Kanjana Chockpisansin, head of the research, banking and financial sector at Kasikorn Research Center (K-Research), said the think tank projects the central bank’s Monetary Policy Committee (MPC) will make at least one more rate cut this year.
“More than one rate cut is possible if the United States enforces a higher tariff rate on Thai exports than other regional economies, dampening Thailand’s economic prospects in the second half of the year,” Ms Kanjana told the Bangkok Post.
If Thailand cannot secure a competitive US tariff, exports and private investment would be seriously hurt, while consumers would tighten their belts and spend less. The government has a limited fiscal budget to stimulate economic growth, she said.
The MPC has three more meetings this year in August, October and December to consider a rate cut from 1.75%.
The baht weakened to 32.68-32.70 against the greenback on Thursday after the Federal Reserve (Fed) on Wednesday kept the US interest rate unchanged at 4.25-4.50% for a fifth consecutive meeting.
Fed chair Jerome Powell remarked the central bank is not in a hurry to trim the rate as it monitors the impact of President Donald Trump’s tariff strategy on US inflation for the remainder of the year. The Fed has three more meetings this year.
"The door seems to be completely closed for Fed movement in September. The October or December gathering is more likely [for a rate cut]," said Ms Kanjana.

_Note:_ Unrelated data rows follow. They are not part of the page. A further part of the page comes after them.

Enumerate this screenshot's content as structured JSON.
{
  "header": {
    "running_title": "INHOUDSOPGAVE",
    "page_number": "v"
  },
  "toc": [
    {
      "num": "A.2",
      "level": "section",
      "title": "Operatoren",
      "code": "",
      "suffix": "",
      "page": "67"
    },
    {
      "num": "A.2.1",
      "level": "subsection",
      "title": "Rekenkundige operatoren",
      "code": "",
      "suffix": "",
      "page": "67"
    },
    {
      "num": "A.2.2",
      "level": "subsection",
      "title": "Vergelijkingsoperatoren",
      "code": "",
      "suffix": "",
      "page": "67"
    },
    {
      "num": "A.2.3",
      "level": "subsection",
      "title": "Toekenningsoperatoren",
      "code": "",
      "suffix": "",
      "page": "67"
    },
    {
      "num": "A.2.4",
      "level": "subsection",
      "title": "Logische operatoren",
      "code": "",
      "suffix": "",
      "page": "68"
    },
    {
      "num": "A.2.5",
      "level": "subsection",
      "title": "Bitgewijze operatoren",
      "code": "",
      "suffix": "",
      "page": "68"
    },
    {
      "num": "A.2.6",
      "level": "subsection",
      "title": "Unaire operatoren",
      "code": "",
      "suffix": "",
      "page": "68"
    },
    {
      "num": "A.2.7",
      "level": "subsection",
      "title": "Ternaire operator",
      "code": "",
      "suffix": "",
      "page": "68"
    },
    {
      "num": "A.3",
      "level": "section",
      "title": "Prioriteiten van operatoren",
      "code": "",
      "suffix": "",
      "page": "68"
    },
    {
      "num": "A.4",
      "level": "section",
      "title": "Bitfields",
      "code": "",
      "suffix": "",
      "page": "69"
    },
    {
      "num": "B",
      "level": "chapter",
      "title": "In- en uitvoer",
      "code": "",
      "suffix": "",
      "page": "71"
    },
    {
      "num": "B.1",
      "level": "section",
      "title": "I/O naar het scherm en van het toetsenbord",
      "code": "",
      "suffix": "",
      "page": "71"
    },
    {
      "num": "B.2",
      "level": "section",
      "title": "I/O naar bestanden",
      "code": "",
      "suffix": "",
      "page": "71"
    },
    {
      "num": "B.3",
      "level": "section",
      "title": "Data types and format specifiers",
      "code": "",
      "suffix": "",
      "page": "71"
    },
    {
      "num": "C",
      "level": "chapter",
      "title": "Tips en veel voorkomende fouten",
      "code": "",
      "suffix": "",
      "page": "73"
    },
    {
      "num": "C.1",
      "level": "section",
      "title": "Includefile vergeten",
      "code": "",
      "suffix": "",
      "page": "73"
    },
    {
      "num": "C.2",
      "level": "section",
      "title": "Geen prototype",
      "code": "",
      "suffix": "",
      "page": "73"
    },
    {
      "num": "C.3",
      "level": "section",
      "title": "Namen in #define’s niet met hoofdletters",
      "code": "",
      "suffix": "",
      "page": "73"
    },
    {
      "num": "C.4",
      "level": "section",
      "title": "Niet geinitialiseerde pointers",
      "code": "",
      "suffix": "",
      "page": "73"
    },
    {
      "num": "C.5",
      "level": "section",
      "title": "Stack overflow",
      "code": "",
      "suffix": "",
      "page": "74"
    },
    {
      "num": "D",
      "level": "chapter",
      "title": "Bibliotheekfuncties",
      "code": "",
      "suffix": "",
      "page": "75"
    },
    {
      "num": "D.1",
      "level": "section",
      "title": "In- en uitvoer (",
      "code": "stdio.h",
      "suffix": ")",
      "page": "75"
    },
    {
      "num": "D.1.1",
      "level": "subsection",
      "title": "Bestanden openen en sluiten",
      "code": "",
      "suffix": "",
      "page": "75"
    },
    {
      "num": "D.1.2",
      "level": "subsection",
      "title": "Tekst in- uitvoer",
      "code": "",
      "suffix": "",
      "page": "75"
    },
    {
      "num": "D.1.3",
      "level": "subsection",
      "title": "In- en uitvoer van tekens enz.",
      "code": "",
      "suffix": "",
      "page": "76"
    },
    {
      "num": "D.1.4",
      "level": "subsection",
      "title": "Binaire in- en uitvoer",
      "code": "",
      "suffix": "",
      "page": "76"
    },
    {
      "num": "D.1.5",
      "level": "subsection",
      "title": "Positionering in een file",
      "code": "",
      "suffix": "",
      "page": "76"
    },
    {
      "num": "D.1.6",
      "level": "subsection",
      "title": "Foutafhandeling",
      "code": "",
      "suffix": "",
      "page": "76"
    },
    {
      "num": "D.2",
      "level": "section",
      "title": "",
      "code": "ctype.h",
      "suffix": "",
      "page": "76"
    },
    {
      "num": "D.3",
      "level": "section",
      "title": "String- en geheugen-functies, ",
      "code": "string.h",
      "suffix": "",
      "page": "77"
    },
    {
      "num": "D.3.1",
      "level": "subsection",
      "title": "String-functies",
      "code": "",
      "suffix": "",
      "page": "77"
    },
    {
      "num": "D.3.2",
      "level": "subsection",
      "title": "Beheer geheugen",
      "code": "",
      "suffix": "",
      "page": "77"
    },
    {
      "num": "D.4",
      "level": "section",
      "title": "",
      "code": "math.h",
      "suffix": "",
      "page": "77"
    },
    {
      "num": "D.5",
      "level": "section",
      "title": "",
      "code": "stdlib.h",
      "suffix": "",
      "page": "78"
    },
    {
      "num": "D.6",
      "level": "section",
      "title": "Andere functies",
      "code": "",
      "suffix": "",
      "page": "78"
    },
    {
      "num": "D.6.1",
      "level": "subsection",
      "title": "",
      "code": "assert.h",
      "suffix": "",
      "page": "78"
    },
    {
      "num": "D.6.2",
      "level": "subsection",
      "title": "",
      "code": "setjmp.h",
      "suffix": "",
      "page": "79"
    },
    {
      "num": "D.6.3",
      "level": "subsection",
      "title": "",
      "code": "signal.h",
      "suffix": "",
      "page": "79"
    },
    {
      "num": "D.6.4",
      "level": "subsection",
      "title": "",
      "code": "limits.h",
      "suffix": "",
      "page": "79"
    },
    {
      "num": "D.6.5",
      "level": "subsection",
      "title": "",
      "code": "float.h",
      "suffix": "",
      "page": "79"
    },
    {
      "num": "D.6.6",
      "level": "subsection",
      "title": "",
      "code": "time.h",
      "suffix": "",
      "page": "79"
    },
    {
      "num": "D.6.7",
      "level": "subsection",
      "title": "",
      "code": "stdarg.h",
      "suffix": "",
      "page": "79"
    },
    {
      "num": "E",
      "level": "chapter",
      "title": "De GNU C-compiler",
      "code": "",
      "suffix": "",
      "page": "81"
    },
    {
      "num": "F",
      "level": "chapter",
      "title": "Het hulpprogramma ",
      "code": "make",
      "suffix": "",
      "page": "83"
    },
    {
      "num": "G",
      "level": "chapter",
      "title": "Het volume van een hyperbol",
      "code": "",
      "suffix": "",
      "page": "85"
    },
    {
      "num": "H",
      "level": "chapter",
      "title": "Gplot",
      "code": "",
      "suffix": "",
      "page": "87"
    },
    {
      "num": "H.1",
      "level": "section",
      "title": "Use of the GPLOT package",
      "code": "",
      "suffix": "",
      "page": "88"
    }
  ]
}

Asia Plus Securities projects the MPC to slash the rate by 25 basis points as early as August given the concern about economic deceleration when US tariffs take effect.
"Fiscal measures cannot be fully implemented to lift the economy yet, and Thailand’s inflation dropped for the third consecutive month by 0.25% year-on-year," noted the brokerage.
As the dollar strengthens following the Fed’s move and the release of sound US economic figures, K-Research sees a path for the baht to weaken to 33.70 to the greenback in the latter half of 2025, said Ms Kanjana.